Speaking in such abstract terms about music, which is already abstract, is getting tedious, I think. Rather than talk a lot more, I’d like to share with you a teeny sliver of my music.

I have several parallel strands in my output – there’s the serious, long pieces; the not as serious serious smaller pieces; pieces for children; and a whole mess of piano études. Piano etudes are for me sort of a compositional playground. I enforce very strict rules when I write one: it must be written quickly (within six days), have no a priori ideas about its form, and something once written down cannot be revised. An etude is by nature an obsessive piece, so by trying to do as much as I can imagine, and quickly, that is about just one thing keeps my chops sharp. And because the pieces are written so quickly, I feel like I can have as much fun as I want. And explore different aspects of piano virtuosity – make no mistake, these are really hard pieces. Some things from the etudes have made it into my larger pieces, but I’d have to do another technical disquisition to say what.

To date I’ve written 73 piano etudes. More are on the way. I’m going to play the 14th, called Martler, on a video screen for reasons that will become apparent.

Traditionally etudes are about some particular aspect of piano technique – parallel intervals, pedaling, broken chords, particular accompaniment figures, specific fingering patterns – and one class of etudes is about crossing hands.

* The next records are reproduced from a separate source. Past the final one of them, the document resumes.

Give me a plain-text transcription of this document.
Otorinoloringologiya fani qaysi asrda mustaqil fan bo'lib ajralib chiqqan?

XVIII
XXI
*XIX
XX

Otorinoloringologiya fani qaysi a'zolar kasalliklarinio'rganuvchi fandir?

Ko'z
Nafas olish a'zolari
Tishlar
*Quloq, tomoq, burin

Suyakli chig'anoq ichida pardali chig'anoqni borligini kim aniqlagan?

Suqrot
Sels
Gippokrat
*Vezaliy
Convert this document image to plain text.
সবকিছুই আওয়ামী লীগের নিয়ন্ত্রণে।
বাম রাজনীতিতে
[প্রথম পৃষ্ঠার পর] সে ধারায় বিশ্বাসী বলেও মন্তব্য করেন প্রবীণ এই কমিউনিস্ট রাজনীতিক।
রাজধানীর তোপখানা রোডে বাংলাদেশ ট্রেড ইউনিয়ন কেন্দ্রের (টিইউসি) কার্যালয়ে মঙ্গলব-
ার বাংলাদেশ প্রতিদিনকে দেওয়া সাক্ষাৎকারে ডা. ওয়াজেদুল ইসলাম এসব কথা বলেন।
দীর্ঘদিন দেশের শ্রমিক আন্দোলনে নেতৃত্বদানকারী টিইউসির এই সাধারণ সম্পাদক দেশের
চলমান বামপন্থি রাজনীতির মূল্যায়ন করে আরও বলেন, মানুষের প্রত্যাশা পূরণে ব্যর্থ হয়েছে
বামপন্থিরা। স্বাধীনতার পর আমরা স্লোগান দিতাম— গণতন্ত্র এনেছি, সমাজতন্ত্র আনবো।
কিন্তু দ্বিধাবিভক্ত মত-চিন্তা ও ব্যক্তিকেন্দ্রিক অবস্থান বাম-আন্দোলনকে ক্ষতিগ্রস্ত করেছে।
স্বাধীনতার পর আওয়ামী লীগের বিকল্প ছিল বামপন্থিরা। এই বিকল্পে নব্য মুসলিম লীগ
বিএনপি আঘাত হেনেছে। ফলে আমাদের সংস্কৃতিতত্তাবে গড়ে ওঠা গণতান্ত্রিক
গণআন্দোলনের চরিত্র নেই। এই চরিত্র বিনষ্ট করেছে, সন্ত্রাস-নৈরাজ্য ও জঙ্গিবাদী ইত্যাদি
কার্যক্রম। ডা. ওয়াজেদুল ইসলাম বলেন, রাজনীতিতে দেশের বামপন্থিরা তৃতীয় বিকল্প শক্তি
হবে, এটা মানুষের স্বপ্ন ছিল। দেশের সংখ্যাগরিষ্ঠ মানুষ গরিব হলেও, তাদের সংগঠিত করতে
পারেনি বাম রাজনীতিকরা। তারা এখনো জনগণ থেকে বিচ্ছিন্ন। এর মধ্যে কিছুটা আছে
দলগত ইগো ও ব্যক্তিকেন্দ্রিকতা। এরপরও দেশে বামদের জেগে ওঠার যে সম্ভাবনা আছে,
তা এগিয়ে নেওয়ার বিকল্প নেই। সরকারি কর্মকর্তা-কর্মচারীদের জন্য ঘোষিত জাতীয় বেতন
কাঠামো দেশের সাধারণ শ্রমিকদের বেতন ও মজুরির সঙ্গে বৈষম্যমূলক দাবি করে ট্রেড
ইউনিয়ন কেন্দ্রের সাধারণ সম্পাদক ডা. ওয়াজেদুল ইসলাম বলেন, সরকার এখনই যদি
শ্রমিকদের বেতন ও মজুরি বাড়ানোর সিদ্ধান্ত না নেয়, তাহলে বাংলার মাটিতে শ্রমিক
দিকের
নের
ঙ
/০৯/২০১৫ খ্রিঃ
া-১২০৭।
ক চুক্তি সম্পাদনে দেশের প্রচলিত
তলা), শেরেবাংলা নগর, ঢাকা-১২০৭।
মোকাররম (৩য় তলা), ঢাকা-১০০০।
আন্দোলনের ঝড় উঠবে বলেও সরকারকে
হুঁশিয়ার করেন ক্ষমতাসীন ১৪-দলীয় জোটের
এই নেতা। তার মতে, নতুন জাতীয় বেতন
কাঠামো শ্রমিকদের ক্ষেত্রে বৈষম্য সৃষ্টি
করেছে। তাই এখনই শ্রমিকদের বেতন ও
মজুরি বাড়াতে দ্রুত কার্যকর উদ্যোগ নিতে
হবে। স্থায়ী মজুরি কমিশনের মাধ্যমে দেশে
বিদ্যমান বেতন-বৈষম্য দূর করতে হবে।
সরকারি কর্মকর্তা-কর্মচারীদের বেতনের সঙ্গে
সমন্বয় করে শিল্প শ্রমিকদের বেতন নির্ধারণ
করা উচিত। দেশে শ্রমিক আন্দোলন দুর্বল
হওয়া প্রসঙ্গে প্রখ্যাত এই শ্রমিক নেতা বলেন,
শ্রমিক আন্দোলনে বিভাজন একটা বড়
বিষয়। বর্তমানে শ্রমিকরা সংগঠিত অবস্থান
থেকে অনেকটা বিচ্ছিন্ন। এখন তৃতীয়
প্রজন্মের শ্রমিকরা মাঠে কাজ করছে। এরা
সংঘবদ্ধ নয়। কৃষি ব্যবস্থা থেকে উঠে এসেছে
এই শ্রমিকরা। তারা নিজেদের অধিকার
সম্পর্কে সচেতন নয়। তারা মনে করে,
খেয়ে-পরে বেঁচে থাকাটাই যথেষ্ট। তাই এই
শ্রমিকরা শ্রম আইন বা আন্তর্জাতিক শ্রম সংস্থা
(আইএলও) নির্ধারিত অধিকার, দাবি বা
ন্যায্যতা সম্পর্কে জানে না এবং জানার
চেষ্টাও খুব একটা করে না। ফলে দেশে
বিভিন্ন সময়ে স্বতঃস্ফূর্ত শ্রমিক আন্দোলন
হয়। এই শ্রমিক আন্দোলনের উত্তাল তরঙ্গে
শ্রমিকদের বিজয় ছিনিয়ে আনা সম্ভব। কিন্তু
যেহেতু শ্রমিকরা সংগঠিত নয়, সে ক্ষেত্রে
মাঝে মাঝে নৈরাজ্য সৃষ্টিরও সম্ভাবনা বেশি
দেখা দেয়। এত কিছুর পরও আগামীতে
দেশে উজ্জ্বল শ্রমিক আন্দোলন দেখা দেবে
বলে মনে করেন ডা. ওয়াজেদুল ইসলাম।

It’s not uncommon to find piano music in which the right hand plays an accompaniment figure and the left hand switches back and forth between bass and treble, thus crossing over the right hand. Probably the most well-known crossing hands piece is found in the movie of The Music Man in the scene that sets up the song “Goodnight My Someone”.



I wrote Martler at an artist colony. Both I and my wife Beth were resident at the colony, and we showed each other our sketches daily. On the second day of writing my piece, Beth suggested I slyly quote something I might have played when I was in a rock band in high school. I protested, but I liked the challenge of sneaking something nearly incongruous in there. So I quoted “Smoke on the Water” and hid it within some long notes in a very busy texture, and I showed it to Beth. She said the quote should be more obvious. Well, I couldn’t take my really subtle quote back – remember, the rule is no revisions – so I then made a second, more obvious quote. It is okay for you to laugh if you recognize it.


Writing an appallingly virtuosic piece for crossing hands means that there is not only musical structure to think of (by the way, the two dueling tonics of A and E-flat are suggested by the first two sonorities of the piece, which fly by like the wind), but also the ballet of the hands themselves. So it ends up being a very visual piece. It is a real treat to watch an artist of the caliber of Amy Dissanayake play this piece – I have been very lucky to find players of her artistry who like to play my music, and who can pull it off with such fierceness. You will note that about two-fifths of the way through Amy stops looking at the music and plays from memory. Amazing. The video was made at the American Academy of Arts and Letters after Amy had spent three grueling days making a CD of 22 etudes of mine, all of them with similar technical demands, and she did this performance because the recording engineer asked to watch the piece being played.



By way of conclusion, I simply want to say, somewhat tautologically, that I want to make music that is everything that it can be. I’m sure my colleagues share that philosophy, and it has been my teaching philosophy as well. My new goal in life – now that I wrote my joke – is to write something so good that the next Naumburg Chair says in his or her speech that it was one of his or her formative pieces. Or at least that he or she could bounce a quarter off of it.


I want to thank Marty for hosting this event, and Rick Silberman and Trudy Crosby for taking care of the logistics. I also want to thank Adam for giving me the courage to wear this tie. I want to thank Brandeis, for throwing wonderful undergraduates into my classes and for the support and space it’s given me in the decade I’ve been here. The last ten years have been the most productive and exhilarating of my life. I’m honored to be awarded this Chair, but still I ask for your patience with me. I’m still learning.